Revenue jumped 76% to $927.6 million, well ahead of the consensus of $815.0 million. Each segment experienced top line growth, but its largest segment - Greater China - was remarkable as revenue surged 240%.
Gross profit as a percentage of total revenue was an impressive 84.9%, up from 83.5% in the same quarter last year. The operating margin improved from 15.7% to 18.1% due in large part to operating leverage. General and administrative expenses, for instance, improved from 23.1% to 17.5% of revenue.
Following better-than-expected Q3 results, management raised its guidance for the remainder of the year. The company now expects 2013 EPS between $5.77 and $5.82 on revenue of $3.18-$3.21 billion.
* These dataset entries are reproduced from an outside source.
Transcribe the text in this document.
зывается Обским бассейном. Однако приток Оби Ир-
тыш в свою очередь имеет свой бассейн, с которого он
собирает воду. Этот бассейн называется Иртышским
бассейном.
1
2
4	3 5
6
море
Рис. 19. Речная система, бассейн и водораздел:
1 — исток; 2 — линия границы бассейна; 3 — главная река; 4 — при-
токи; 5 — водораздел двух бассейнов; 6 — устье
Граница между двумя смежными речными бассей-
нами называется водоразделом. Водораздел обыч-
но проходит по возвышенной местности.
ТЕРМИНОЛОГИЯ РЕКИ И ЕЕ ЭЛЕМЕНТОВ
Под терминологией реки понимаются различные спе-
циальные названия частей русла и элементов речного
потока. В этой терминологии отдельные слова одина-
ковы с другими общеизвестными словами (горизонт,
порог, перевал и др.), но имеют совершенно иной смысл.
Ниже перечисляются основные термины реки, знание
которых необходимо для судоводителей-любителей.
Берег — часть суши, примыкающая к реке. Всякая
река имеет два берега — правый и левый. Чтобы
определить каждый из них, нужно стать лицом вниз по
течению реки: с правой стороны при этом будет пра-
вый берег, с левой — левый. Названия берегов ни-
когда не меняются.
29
This prompted a big increase in estimates from analysts, not just for this year but for next year too.
This sent the stock to a Zacks Rank #1 (Strong Buy).
Earnings estimates have been surging over the last several months, in fact, as Nu Skin has reported 8 straight positive earnings surprises:
Based on current consensus estimates, analysts expect 66% EPS growth in 2013 and 15% growth next year.
Shares of Nu Skin have been on an absolute tear this year, climbing more than 220% year-to-date.
Despite this incredible run, valuation still looks reasonable with shares trading at less than 18x 12-month forward earnings, which is in line with the industry.
The Bottom Line
With sales soaring, profit margins expanding, earnings estimates rising, and valuation still reasonable, Nu Skin offers investors attractive upside potential.